Le texte final soumis à la signature par les organisations patronales ne crée "aucun droit nouveau pour les salariés", a regretté le négociateur de la CFDT Yvan Ricordeau à l'issue des pourparlers, un constat partagé par les quatre autres syndicats, CGT, FO, CFE-CGC et CFTC.
"Il n'y a pas de nouveau droit, il y a moins de destructions (de droits) que prévu, mais surtout des grands manques", a aussi pointé le négociateur de FO Michel Beaugas, qui a réservé la position de son organisation.
Plusieurs syndicats ont souligné le fait qu'une ouverture patronale sur un droit à la retraite progressive aurait pu changer la donne, mais le Medef comme le gouvernement ont argué que la mesure coûtait trop cher.
"Le patronat ne voulait pas de cette négociation depuis le départ, il a essayé de la retourner dans son sens" pour mieux l'évacuer, a estimé M. Ricordeau. L'adhésion de la CFDT au texte était déterminante pour parvenir à un compromis.
"On a négocié de bonne foi de part et d'autre, finalement on était très encadrés par la règle de cadrage du gouvernement qui nous interdisait toute marge de manoeuvre financière", a déclaré le président du Medef Patrick Martin sur RMC, mercredi.
"Sur le fond quand même, on rejoignait le gouvernement sur le fait qu'il ne fallait pas reprendre d'une main les gains financiers générés par la réforme des retraites, donc cette lettre de cadrage elle s'entendait d'une certaine manière", a-t-il poursuivi.
FO et la CFDT vont réunir mercredi et jeudi leurs instances dirigeantes pour décider formellement de valider ou non l'accord, mais les déclarations négatives de leurs négociateurs ne laissent guère de doute sur le fait que leur décision sera négative.
La cinquième et dernière version du texte, qui comportait très peu de modifications sur le fond par rapport aux deux dernières versions précédentes, a été remise par le patronat aux syndicats tard dans la soirée de mardi, sans leur donner satisfaction.
La main au gouvernement
Cet échec redonne la main au gouvernement sur la suite, lui qui s'était engagé en cas d'accord à transcrire dans la loi le texte, dont le but affiché était d'augmenter le taux d'emploi des seniors, plus bas en France que dans la plupart des pays européens.

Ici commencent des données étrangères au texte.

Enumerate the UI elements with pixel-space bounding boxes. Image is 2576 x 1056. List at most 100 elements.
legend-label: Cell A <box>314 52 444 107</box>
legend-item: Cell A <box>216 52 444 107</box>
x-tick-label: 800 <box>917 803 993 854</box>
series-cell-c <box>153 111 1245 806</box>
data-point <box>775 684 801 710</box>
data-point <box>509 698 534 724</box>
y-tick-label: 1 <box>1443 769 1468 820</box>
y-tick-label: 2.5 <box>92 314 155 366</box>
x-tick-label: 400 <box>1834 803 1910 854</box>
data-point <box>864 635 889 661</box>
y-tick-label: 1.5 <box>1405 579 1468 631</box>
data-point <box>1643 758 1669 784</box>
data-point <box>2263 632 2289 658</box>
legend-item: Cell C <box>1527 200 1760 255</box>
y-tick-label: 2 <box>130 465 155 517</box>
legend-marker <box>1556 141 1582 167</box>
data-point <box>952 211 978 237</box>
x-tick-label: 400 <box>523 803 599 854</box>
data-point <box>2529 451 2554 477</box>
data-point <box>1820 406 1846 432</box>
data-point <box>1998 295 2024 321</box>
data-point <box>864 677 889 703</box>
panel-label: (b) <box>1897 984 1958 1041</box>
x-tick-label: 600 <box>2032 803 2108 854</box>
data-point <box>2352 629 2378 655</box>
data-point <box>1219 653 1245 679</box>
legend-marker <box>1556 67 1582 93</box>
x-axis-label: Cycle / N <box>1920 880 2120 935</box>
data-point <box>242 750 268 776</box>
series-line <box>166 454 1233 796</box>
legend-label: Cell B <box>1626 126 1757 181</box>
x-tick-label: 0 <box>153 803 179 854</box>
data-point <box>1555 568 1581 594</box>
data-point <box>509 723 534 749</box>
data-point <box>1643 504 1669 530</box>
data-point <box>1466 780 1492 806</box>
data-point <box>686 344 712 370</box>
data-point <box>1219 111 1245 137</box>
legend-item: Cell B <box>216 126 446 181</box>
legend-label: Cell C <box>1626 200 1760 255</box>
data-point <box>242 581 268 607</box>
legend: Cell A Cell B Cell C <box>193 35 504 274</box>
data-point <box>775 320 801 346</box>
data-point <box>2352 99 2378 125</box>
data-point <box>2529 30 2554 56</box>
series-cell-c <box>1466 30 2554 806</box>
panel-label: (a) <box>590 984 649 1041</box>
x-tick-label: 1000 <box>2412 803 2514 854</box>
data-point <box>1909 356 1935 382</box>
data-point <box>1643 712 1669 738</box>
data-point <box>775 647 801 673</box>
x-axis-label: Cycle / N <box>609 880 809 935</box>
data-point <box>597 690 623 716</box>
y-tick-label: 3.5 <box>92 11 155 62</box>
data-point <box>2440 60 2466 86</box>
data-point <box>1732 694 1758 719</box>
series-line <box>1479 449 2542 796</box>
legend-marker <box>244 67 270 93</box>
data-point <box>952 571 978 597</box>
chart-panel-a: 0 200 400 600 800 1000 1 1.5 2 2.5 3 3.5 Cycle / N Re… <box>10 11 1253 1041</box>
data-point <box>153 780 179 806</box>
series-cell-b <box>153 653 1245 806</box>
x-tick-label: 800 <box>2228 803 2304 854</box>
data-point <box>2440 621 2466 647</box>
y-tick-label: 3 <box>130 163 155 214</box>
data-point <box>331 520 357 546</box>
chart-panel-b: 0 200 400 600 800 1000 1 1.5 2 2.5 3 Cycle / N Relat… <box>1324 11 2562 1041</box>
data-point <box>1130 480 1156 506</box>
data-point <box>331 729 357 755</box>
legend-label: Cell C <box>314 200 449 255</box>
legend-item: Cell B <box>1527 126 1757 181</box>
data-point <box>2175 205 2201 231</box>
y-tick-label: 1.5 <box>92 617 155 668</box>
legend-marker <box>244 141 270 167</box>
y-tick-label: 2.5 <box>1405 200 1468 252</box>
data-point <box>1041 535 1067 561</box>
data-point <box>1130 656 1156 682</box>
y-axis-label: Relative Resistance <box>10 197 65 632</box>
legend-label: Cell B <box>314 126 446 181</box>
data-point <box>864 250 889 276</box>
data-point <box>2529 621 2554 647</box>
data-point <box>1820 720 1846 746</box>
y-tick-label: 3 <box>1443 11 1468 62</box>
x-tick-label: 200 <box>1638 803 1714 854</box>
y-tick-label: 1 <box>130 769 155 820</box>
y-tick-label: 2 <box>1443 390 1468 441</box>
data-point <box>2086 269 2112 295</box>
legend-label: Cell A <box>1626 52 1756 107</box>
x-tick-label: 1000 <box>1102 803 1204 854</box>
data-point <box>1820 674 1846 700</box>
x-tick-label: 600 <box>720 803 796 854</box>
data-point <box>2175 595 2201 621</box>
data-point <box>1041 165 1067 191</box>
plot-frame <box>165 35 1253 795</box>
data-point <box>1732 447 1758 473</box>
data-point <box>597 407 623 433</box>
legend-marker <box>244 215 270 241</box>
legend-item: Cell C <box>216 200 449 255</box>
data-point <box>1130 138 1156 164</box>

Comme attendu, le Compte épargne temps universel (Cetu), promu par la CFDT, mais rejeté par le Medef et la CPME, était aussi absent de la version finale du texte.
Censé permettre à l'ensemble des actifs de convertir des jours de congé ou de repos non pris en rémunération ou de partir à la retraite de manière anticipée, il devrait toutefois faire l'objet d'une négociation séparée la semaine prochaine -possiblement mardi - à l'initiative de l'Union des entreprises de proximité (U2P), la troisième organisation patronale qui représente artisans, professions libérales et commerçants.
La réunion prévue mercredi à l'Unédic en cas d'accord, pour signer un avenant sur l'indemnisation des seniors en présence des syndicats signataires de la convention d'assurance chômage de novembre dernier (CFDT, FO et CFTC) et des trois organisations patronales, est, elle, "reportée à une date ultérieure dans l'attente de la décision finale des différentes parties", selon le représentant du Medef, Hubert Mongon.
Cette signature devait ouvrir la voie à la validation de l'accord paritaire par le gouvernement.
"Cette réunion devait reculer les bornes d'âge pour tirer les conclusions de la réforme des retraites", a souligné Michel Picon, président de l'U2P.
Or, "si on ne recule pas les bornes d'âge de la filière seniors, le gouvernement ne va pas valider la convention (d'assurance-chômage de novembre 2023, ndlr) que nous avons négociée (...). Tout ça va tomber à l'eau", a-t-il regretté sur BFM Business.
Le Premier ministre Gabriel Attal a d'ores et déjà annoncé sa volonté de durcir encore les conditions d'indemnisation des chômeurs pour, justifie-t-il, les inciter davantage à reprendre un emploi.
Aussi les partenaires sociaux devraient-ils recevoir une nouvelle lettre de cadrage pour négocier une nouvelle convention, avec des économies à la clé pour l'assurance chômage, alors que le gouvernement cherche à trouver des économies afin de réduire le déficit public.